En casa tenemos muchas cosas que ni recordamos que están ahí y en un momento como el que vivimos podemos devolverles el sentido y alargarles la vida útil
Para los días de lluvia, o por si el encierro es aún más severo, la vecina de abajo, que también es un amor, nos ha echado un cable. Debajo de nuestro piso hay un local donde se ofrecen clases de yoga. Su propietaria nos ha pasado las llaves para que le reguemos las plantas una vez a la semana, pero no sólo eso. Además nos cede el espacio, una enorme superficie de parquet, para que nuestros hijos, pertrechados de los calcetines de rigor, practiquen el patinaje, para nada artístico pero muy práctico para desahogarse.
Antes de dormir me obligo a leer cosas agradables, positivas, que animan. Mi lectura preferida, mi revista de cabecera, una lástima que aún no haya llegado a España. Se llama Flow (Fluir, en inglés) y tiene varias ediciones europeas. Si lees en inglés, envían su edición internacional a cualquier lugar del mundo. Bueno, la enviaban antes del coronavirus. Siempre puedes seguir sus redes sociales, como Facebook. Se considera una revista femenina pero mi marido me la roba y la lee medio a hurtadillas. Flow habla de la vida sin tapujos y sólo de mirarla te relajas, te sienta bien. Los mensajes suelen ser positivos y dan ánimos, y eso ya lo hacían mucho antes de la llegada del virus. Encima es bonita de mirar porque entre su nómina hay ilustradoras excepcionales. Para ser perfecta sólo faltaría que pudiéramos comerla.
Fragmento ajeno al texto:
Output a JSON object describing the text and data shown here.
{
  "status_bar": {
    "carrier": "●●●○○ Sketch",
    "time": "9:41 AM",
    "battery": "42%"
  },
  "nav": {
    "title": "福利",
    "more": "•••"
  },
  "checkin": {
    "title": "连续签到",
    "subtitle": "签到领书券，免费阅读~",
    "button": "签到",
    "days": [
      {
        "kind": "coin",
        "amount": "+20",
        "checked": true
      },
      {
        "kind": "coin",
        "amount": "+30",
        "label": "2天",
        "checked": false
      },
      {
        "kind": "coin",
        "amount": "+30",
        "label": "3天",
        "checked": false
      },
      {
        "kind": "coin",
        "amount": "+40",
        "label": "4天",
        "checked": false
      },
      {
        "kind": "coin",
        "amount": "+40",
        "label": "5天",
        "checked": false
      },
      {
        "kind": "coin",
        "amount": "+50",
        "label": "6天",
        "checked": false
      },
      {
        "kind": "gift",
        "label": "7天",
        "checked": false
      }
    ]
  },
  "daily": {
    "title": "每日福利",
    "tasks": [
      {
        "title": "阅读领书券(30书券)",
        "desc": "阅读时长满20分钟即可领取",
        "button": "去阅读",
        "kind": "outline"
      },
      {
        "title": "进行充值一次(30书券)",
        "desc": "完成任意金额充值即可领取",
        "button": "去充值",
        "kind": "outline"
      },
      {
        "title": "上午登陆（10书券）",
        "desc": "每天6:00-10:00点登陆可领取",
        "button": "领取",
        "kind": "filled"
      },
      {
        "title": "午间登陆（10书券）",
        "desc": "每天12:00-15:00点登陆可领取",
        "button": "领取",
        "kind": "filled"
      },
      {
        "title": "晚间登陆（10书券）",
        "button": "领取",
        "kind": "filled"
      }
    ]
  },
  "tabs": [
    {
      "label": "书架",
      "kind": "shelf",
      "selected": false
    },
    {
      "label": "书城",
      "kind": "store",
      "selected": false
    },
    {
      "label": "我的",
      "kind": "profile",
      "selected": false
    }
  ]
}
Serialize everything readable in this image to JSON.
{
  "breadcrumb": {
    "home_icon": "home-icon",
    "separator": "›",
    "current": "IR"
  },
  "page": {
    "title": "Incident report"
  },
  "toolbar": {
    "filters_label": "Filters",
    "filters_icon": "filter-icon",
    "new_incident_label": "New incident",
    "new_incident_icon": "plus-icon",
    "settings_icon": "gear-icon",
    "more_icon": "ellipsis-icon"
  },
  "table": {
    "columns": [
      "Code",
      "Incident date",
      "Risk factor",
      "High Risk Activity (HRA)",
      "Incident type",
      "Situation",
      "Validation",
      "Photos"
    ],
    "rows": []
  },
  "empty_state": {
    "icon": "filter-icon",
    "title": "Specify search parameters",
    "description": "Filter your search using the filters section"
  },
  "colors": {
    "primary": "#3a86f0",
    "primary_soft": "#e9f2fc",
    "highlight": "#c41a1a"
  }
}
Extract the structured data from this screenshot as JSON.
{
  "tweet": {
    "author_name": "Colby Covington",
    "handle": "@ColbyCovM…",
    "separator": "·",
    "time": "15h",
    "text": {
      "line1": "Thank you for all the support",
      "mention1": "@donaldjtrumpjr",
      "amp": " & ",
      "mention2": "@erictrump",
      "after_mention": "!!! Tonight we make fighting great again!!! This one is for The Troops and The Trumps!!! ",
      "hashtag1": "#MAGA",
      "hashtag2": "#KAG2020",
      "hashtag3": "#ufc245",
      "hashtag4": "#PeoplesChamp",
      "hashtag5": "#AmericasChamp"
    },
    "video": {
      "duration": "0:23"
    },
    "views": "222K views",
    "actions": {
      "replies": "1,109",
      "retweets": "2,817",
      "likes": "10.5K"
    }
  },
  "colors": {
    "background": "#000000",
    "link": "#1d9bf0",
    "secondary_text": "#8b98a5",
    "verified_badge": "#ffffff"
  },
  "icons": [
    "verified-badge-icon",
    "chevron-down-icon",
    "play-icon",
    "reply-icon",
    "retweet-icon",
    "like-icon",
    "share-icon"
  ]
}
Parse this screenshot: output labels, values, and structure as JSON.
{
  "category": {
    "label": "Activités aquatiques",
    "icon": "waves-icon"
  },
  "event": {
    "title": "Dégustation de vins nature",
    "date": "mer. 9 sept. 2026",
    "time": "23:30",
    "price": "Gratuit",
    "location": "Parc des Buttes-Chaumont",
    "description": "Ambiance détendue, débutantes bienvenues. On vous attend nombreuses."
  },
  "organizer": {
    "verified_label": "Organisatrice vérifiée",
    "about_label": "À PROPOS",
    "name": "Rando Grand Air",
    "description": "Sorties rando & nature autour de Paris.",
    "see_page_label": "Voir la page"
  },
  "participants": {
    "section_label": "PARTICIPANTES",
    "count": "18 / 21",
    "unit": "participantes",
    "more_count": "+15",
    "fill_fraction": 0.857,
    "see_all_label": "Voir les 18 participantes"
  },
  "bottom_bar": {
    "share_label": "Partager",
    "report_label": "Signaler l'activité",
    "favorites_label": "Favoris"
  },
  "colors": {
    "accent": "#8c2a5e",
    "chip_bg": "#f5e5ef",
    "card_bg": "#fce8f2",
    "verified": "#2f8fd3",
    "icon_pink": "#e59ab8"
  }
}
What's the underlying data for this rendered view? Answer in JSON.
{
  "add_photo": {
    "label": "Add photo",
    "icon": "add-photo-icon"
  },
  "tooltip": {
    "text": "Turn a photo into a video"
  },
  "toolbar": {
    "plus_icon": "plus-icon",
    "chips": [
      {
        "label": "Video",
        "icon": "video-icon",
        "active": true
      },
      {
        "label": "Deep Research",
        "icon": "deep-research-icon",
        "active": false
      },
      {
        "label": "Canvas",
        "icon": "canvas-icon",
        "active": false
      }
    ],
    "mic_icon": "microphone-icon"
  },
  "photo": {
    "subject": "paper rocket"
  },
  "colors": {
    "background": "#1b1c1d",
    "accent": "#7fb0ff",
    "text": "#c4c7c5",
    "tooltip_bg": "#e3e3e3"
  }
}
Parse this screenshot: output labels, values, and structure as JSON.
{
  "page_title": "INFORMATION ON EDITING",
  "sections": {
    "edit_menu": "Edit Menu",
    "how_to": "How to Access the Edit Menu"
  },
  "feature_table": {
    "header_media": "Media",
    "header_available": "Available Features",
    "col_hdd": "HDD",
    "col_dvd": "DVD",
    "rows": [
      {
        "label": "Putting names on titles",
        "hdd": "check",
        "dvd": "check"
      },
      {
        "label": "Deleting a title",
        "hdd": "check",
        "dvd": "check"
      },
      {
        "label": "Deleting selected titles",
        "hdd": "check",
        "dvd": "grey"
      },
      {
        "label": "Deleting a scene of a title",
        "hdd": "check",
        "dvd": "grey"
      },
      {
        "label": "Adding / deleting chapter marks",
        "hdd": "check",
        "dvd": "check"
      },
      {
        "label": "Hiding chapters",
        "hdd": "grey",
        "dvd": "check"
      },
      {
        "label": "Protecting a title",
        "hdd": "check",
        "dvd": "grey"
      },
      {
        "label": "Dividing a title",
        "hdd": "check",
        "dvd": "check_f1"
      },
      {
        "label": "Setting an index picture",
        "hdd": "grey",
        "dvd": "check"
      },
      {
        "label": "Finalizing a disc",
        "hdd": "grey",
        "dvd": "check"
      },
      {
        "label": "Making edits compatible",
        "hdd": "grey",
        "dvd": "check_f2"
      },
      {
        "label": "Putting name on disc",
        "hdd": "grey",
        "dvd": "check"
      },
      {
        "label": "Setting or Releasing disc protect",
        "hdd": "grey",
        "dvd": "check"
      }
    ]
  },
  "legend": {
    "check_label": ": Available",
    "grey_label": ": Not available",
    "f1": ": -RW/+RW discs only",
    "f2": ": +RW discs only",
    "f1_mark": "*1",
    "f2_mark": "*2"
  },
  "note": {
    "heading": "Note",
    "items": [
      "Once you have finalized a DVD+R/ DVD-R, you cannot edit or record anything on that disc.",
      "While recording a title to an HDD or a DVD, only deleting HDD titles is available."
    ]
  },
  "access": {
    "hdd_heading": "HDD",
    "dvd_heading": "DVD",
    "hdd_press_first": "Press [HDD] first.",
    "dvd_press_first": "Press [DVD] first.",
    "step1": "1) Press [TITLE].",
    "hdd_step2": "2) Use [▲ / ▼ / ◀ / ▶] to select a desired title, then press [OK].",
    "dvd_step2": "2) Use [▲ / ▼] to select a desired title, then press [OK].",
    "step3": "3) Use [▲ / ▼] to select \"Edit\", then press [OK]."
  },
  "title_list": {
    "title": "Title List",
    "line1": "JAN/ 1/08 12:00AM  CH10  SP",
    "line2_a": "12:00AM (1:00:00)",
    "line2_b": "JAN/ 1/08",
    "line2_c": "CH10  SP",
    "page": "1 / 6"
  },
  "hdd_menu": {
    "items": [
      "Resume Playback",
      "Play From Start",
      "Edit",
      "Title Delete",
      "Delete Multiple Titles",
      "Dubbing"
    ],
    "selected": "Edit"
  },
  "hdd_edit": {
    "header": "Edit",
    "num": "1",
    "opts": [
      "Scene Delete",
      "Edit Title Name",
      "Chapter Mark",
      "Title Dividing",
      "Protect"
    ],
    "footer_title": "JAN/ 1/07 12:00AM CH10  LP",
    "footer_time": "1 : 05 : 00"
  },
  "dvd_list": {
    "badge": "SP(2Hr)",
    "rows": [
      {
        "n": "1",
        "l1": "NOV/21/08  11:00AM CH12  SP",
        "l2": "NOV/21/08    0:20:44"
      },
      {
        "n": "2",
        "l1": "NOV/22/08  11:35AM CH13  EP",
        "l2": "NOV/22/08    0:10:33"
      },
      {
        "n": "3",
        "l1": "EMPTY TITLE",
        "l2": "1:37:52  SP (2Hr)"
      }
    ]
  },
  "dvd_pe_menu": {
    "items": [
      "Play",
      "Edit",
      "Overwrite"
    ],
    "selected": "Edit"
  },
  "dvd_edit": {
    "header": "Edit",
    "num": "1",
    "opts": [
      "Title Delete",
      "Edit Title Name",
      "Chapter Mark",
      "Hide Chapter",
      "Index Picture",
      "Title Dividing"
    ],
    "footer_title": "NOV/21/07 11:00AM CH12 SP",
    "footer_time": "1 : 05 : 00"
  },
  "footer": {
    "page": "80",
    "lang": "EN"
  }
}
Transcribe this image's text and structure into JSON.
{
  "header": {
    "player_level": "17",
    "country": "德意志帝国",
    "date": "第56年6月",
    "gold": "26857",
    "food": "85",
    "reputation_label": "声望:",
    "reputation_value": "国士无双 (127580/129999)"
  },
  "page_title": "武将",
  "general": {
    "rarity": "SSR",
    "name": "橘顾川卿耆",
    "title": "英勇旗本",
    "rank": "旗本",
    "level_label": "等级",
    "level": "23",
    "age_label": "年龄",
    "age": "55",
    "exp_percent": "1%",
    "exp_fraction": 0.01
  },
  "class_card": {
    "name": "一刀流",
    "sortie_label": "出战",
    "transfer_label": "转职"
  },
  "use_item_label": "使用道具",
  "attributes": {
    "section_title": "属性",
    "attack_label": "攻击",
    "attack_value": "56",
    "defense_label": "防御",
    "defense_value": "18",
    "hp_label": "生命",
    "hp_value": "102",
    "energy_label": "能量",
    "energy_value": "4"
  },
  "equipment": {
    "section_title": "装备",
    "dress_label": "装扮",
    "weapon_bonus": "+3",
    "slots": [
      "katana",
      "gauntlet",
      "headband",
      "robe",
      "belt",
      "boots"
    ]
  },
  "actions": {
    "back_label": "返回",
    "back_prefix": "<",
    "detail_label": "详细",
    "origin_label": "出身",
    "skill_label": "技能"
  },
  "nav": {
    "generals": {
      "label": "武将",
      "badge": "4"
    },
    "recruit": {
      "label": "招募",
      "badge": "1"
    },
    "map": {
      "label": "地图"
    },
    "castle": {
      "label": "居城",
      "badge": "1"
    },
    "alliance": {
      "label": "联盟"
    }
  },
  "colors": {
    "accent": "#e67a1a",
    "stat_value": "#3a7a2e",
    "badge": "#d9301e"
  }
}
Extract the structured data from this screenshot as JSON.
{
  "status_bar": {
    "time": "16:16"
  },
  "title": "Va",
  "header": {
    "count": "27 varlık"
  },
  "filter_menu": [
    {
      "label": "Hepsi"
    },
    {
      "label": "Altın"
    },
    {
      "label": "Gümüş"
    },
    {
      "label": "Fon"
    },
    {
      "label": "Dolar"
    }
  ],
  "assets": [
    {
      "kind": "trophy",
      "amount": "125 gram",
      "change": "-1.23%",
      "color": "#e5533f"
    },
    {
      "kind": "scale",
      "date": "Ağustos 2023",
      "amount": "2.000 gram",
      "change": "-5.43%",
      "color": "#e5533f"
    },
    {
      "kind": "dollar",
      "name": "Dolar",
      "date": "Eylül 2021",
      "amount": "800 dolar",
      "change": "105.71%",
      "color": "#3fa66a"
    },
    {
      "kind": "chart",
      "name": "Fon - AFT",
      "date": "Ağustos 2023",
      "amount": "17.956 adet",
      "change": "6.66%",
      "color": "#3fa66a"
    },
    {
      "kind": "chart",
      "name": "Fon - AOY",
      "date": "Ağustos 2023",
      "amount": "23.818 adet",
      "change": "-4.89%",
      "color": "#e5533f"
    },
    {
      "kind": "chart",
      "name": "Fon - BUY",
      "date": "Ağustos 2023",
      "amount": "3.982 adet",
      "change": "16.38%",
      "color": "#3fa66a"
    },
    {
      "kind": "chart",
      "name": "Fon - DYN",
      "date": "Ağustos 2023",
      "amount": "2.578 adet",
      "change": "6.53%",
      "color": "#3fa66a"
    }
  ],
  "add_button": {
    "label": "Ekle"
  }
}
Me digo que en estos tiempos de coronavirus estoy obligada a tomar todas las medidas posibles para no contaminar a otros, y a intentar no caer enferma. Pero sobre todo tengo el deber cívico de no perder la cabeza, de no olvidar quién soy y en qué creo, de alimentarme de la actualidad pero sobre todo de nutrirme de buen rollo. Y casi mi primerísima obligación es no vivir presa del pánico. Ese es el peor confinamiento de todos los que uno se pueda imaginar. Libre aunque esté encerrada en casa.